For the third issue of Contra Equus Niveus, Hexagon Press asks its audience to consider the grounds from which these spheres arise, and the many invisible layers of the neural net that allow the symbol to exercise its purpose—in the eyes of the Symbolists, to be a bridge between the real and the mystic realms. In the cold narrative of technological progress, what does it mean to reach such heights when there is no God to greet you? We ask that submitters take what they will out of this, just as the computer has been programmed to run on an interpretative feedback loop, passing through more and more of these neural nets.

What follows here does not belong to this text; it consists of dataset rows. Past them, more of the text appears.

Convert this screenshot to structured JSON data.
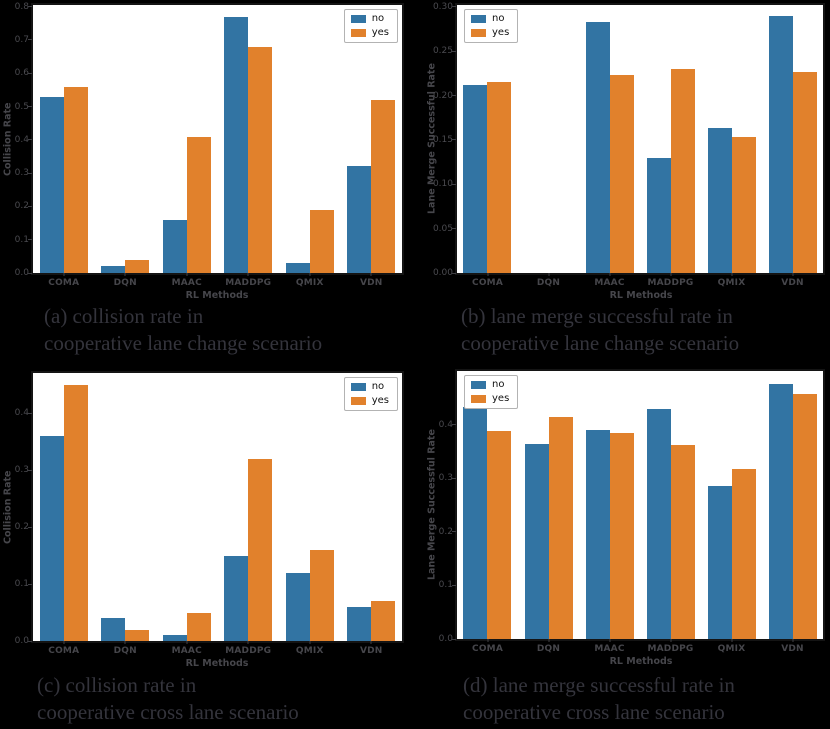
{
  "page": {
    "background": "#000000"
  },
  "colors": {
    "bar_no": "#3274a3",
    "bar_yes": "#e1812c",
    "plot_background": "#ffffff",
    "axis_text": "#4a4a4f",
    "caption_text": "#34343c",
    "legend_text": "#111111",
    "legend_border": "#b3b3b3"
  },
  "legend": {
    "labels": [
      "no",
      "yes"
    ]
  },
  "chart_data": [
    {
      "type": "bar",
      "xlabel": "RL Methods",
      "ylabel": "Collision Rate",
      "categories": [
        "COMA",
        "DQN",
        "MAAC",
        "MADDPG",
        "QMIX",
        "VDN"
      ],
      "series": [
        {
          "name": "no",
          "values": [
            0.53,
            0.02,
            0.16,
            0.77,
            0.03,
            0.32
          ]
        },
        {
          "name": "yes",
          "values": [
            0.56,
            0.04,
            0.41,
            0.68,
            0.19,
            0.52
          ]
        }
      ],
      "ylim": [
        0,
        0.805
      ],
      "yticks": [
        "0.0",
        "0.1",
        "0.2",
        "0.3",
        "0.4",
        "0.5",
        "0.6",
        "0.7",
        "0.8"
      ],
      "grid": false,
      "legend_position": "top-right",
      "caption_line1": "(a) collision rate in",
      "caption_line2": "cooperative lane change scenario"
    },
    {
      "type": "bar",
      "xlabel": "RL Methods",
      "ylabel": "Lane Merge Successful Rate",
      "categories": [
        "COMA",
        "DQN",
        "MAAC",
        "MADDPG",
        "QMIX",
        "VDN"
      ],
      "series": [
        {
          "name": "no",
          "values": [
            0.212,
            0.0,
            0.283,
            0.13,
            0.163,
            0.29
          ]
        },
        {
          "name": "yes",
          "values": [
            0.215,
            0.0,
            0.223,
            0.23,
            0.153,
            0.226
          ]
        }
      ],
      "ylim": [
        0,
        0.302
      ],
      "yticks": [
        "0.00",
        "0.05",
        "0.10",
        "0.15",
        "0.20",
        "0.25",
        "0.30"
      ],
      "grid": false,
      "legend_position": "top-left",
      "caption_line1": "(b) lane merge successful rate in",
      "caption_line2": "cooperative lane change scenario"
    },
    {
      "type": "bar",
      "xlabel": "RL Methods",
      "ylabel": "Collision Rate",
      "categories": [
        "COMA",
        "DQN",
        "MAAC",
        "MADDPG",
        "QMIX",
        "VDN"
      ],
      "series": [
        {
          "name": "no",
          "values": [
            0.36,
            0.04,
            0.01,
            0.15,
            0.12,
            0.06
          ]
        },
        {
          "name": "yes",
          "values": [
            0.45,
            0.02,
            0.05,
            0.32,
            0.16,
            0.07
          ]
        }
      ],
      "ylim": [
        0,
        0.471
      ],
      "yticks": [
        "0.0",
        "0.1",
        "0.2",
        "0.3",
        "0.4"
      ],
      "grid": false,
      "legend_position": "top-right",
      "caption_line1": "(c) collision rate in",
      "caption_line2": "cooperative cross lane scenario"
    },
    {
      "type": "bar",
      "xlabel": "RL Methods",
      "ylabel": "Lane Merge Successful Rate",
      "categories": [
        "COMA",
        "DQN",
        "MAAC",
        "MADDPG",
        "QMIX",
        "VDN"
      ],
      "series": [
        {
          "name": "no",
          "values": [
            0.432,
            0.364,
            0.39,
            0.429,
            0.285,
            0.476
          ]
        },
        {
          "name": "yes",
          "values": [
            0.388,
            0.414,
            0.385,
            0.362,
            0.317,
            0.457
          ]
        }
      ],
      "ylim": [
        0,
        0.5
      ],
      "yticks": [
        "0.0",
        "0.1",
        "0.2",
        "0.3",
        "0.4"
      ],
      "grid": false,
      "legend_position": "top-left",
      "caption_line1": "(d) lane merge successful rate in",
      "caption_line2": "cooperative cross lane scenario"
    }
  ]
}
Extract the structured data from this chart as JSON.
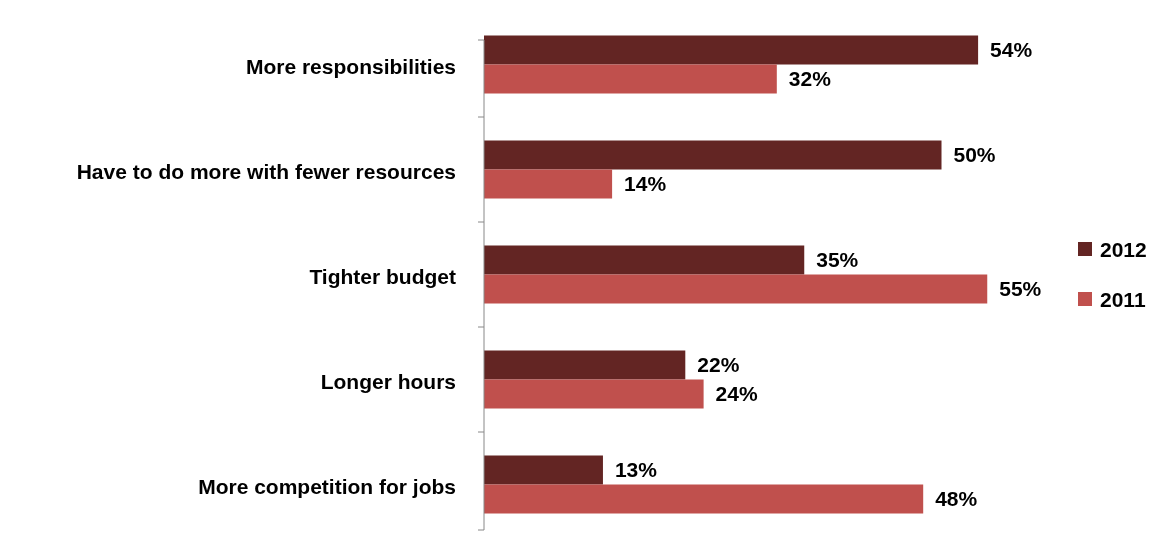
{
  "chart_data": {
    "type": "bar",
    "orientation": "horizontal",
    "categories": [
      "More responsibilities",
      "Have to do more with fewer resources",
      "Tighter budget",
      "Longer hours",
      "More competition for jobs"
    ],
    "series": [
      {
        "name": "2012",
        "color": "#632523",
        "values": [
          54,
          50,
          35,
          22,
          13
        ],
        "value_labels": [
          "54%",
          "50%",
          "35%",
          "22%",
          "13%"
        ]
      },
      {
        "name": "2011",
        "color": "#c0504d",
        "values": [
          32,
          14,
          55,
          24,
          48
        ],
        "value_labels": [
          "32%",
          "14%",
          "55%",
          "24%",
          "48%"
        ]
      }
    ],
    "legend": "right"
  }
}
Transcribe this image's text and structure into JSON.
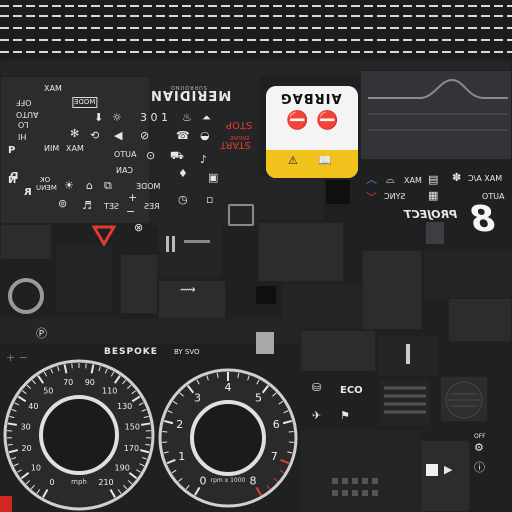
{
  "sheet": {
    "top_label": "",
    "left_controls": [
      "MAX",
      "OFF",
      "AUTO",
      "LO",
      "HI",
      "MODE",
      "MIN",
      "MAX",
      "AUTO",
      "CAN",
      "MODE",
      "OK",
      "MENU",
      "SET",
      "RES"
    ],
    "left_letters": [
      "P",
      "R",
      "N",
      "D",
      "MAX",
      "OFF",
      "AUTO",
      "LO",
      "HI",
      "OK"
    ],
    "brand": {
      "title": "MERIDIAN",
      "subtitle": "SURROUND"
    },
    "start_stop": {
      "top": "STOP",
      "middle": "ENGINE",
      "bottom": "START"
    },
    "airbag": {
      "label": "AIRBAG"
    },
    "climate": {
      "max_label": "MAX",
      "sync_label": "SYNC",
      "max_ac_label": "MAX A/C",
      "auto_label": "AUTO"
    },
    "model_badge": {
      "label": "PROJECT",
      "number": "8"
    },
    "speedo": {
      "brand_title": "BESPOKE",
      "brand_sub": "BY SVO",
      "unit": "mph",
      "ticks": [
        "0",
        "10",
        "20",
        "30",
        "40",
        "50",
        "70",
        "90",
        "110",
        "130",
        "150",
        "170",
        "190",
        "210"
      ]
    },
    "tacho": {
      "unit": "rpm x 1000",
      "ticks": [
        "0",
        "1",
        "2",
        "3",
        "4",
        "5",
        "6",
        "7",
        "8"
      ]
    },
    "eco_label": "ECO",
    "off_label": "OFF",
    "colors": {
      "background": "#1f2022",
      "panel": "#2b2c2e",
      "accent_red": "#e23a2e",
      "airbag_yellow": "#f2c21c",
      "climate_blue": "#3b8fe6"
    }
  }
}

C.E.N. #3 is dedicated to the rise of the programmed imagination, with its own unique reach that is limited, not by spiritual forces, but by the will of the finite architect in terms of both his ability as creator and the capability of the machine itself. The neural nets expand and contract at the architect’s will, though its potentiality becomes part of the colossus of technological progress, like a tributary flowing into the ocean. The Day of the Lord is being replaced with the day of the singularity as the computer embarks on what Harold Bloom coined “the Romantic vision quest.” He states: “the poet’s solitude becomes a quest for a finite and measured object of desire which shall yet encompass in itself the beauty and truth of the infinite and unmeasured conceptions of the poet.”

Submission Guidelines:

Up to three poems, no more than one page each.

Up to three prose pieces, no more than 300 words each.

Please include a short biographical statement with each submission.

Email all submissions as attachments (.doc or .pdf only) to hexagonpoetics@gmail.com.

Broadsheet Number Three will be printed in an addition of 200 individually numbered, cardstock sheets. Due to space limitations and layout, shorter works are preferred.